Atualizado: 16 de jul. de 2021


O texto a seguir, traduzido por Ludmyla Franca-Lipke, consiste de uma carta enviada por Hannah Arendt a Gershom Scholem, a respeito da morte de Walter Benjamin. A amizade entre Benjamin e Arendt, assim como entre Benjamin e Scholem, foi notória não só para as biografias individuais de tais pensadores mas, de modo geral, para a história do pensamento filosófico do Século XX.

Scholem foi o maior especialista da filosofia mística judaica em seu tempo, e Arendt foi uma das grandes pensadoras políticas (como ela gostava de se definir), do pós-guerra, conhecida comumente por seu conceito de “banalidade do mal”, cunhado a partir do acompanhamento do processo de Adolf Eichmann em Jersualém, e por sua análise dos regimes totalitários.

Benjamin e Arendt conviveram intimamente na década de 1930, exilados em Paris. Benjamin era primo do primeiro marido de Arendt, Gunther Stern (depois Gunther Anders), de modo que já se conheciam antes do exílio. Mas é em Paris que sua amizade se estreitará, compartilhando da relação, aquele que seria o segundo cônjuge da pensadora, Heinrich Blücher. Os três estudaram juntos inglês e se reuniam periodicamente no apartamento de Benjamin, junto a outros exilados, para discutir política e cultura. Arendt foi fundamental na vida de Benjamin especialmente a partir de sua mudança para Paris. Trabalhando para diferentes organizações sionistas, Arendt trabalhava e, neste momento, militava, por esquemas que garantissem à população judaica centro-europeia a fuga para a Palestina ou para as Américas e se esforçou para que Benjamin tivesse o mesmo destino. Com o final trágico da vida de seu amigo, Arendt tornou-se uma das maiores divulgadoras de seu pensamento, tendo sido a primeira editora de sua obra em inglês. Afinal, foi para ela que Benji (como costumava chamar-lhe), havia deixado seus escritos finais caso o pior acontecesse.
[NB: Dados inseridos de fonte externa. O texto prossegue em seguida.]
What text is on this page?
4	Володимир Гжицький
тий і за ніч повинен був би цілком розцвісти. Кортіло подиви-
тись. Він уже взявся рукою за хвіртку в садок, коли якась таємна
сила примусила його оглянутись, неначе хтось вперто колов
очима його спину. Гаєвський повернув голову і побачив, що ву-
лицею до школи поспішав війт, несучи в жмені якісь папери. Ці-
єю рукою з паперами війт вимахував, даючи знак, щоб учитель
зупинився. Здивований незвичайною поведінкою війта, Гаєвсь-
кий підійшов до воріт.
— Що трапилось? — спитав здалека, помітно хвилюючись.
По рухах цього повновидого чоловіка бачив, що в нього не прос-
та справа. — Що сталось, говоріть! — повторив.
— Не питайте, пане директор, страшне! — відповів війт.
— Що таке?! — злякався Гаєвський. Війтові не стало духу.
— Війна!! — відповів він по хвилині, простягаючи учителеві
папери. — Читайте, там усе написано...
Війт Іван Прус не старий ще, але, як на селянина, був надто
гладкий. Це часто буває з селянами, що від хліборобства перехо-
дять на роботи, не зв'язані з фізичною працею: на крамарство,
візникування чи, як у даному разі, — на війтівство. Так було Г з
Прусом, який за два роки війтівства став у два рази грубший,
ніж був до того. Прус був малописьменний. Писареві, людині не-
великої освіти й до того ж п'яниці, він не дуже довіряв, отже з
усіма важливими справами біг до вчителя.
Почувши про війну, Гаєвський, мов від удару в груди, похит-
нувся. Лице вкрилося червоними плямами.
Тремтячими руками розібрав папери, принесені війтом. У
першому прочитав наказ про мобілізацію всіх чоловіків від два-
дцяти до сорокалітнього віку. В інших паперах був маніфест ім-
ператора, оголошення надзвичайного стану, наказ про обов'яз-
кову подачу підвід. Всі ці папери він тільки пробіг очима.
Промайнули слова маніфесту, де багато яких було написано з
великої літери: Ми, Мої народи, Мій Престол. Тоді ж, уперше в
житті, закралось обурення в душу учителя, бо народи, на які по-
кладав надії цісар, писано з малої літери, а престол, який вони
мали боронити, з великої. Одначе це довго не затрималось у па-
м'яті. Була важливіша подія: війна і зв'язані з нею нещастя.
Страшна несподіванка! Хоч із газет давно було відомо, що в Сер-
O texto foi publicado pelo Centro de Estudos Hannah Arendt, que nos cedeu permissão para que o republicássemos.

 

Hannah Arendt-Bluecher / 317 West 95th Street / Nova York, N. Y. 17 de outubro de 1941

Caro Scholem,

Miriam Lichtheim deu-me seu endereço e envia saudações. Embora eu acredite que mesmo sem esse empurrão, eu também teria me encorajado a escrever para você, devo admitir que foi um impulso muito eficaz. Wiesengrund disse-me que lhe enviou um relatório detalhado sobre a morte de Benjamin. Eu mesma descobri, quando cheguei aqui, alguns detalhes que não são irrelevantes. Talvez eu não seja muito qualificada para apresentar os fatos, já que dificilmente havia contado com um desfecho como esse, de modo que, por várias semanas após sua morte, ainda acreditei que tudo era boato de emigrantes. E isso apesar do fato de que precisamente nos últimos anos e meses fomos amigos íntimos e nos víamos regularmente. No início da guerra, estávamos todos juntos durante o verão em um pequeno ninho francês perto de Paris. Benji estava em excelente forma, tinha acabado partes do seu Baudelaire e pensava – com razão, na minha opinião – que estava prestes a fazer grandes coisas. A eclosão da guerra o assustou imediatamente. No primeiro dia da mobilização, ele fugiu de Paris para Meaux por medo de ataques aéreos. Meaux era um famoso centro de mobilização, com um aeroporto de grande importância militar e uma estação ferroviária que constituía um ponto estratégico para toda a concentração de tropas. A consequência foi, é claro, que desde o primeiro dia os alarmes aéreos não cessaram e Benji voltou rapidamente, assustado. Ele chegou bem a tempo de ser trancado em um campo de internamento. No acampamento temporário de Colombes, onde meu marido [Heinrich Blücher] teve longas conversas com ele, ele estava em grande desespero. E isso, claro, por boas razões. Ele imediatamente praticou uma forma peculiar de ascetismo, parou de fumar, deu todo o seu chocolate, recusou-se a se lavar, fazer a barba ou mesmo se mover. Após sua chegada ao último campo, ele não se sentiu tão mal: tinha ao seu redor um grupo de meninos que gostava dele, que queria aprender com ele e que o livrou de todos os tipos de fardos.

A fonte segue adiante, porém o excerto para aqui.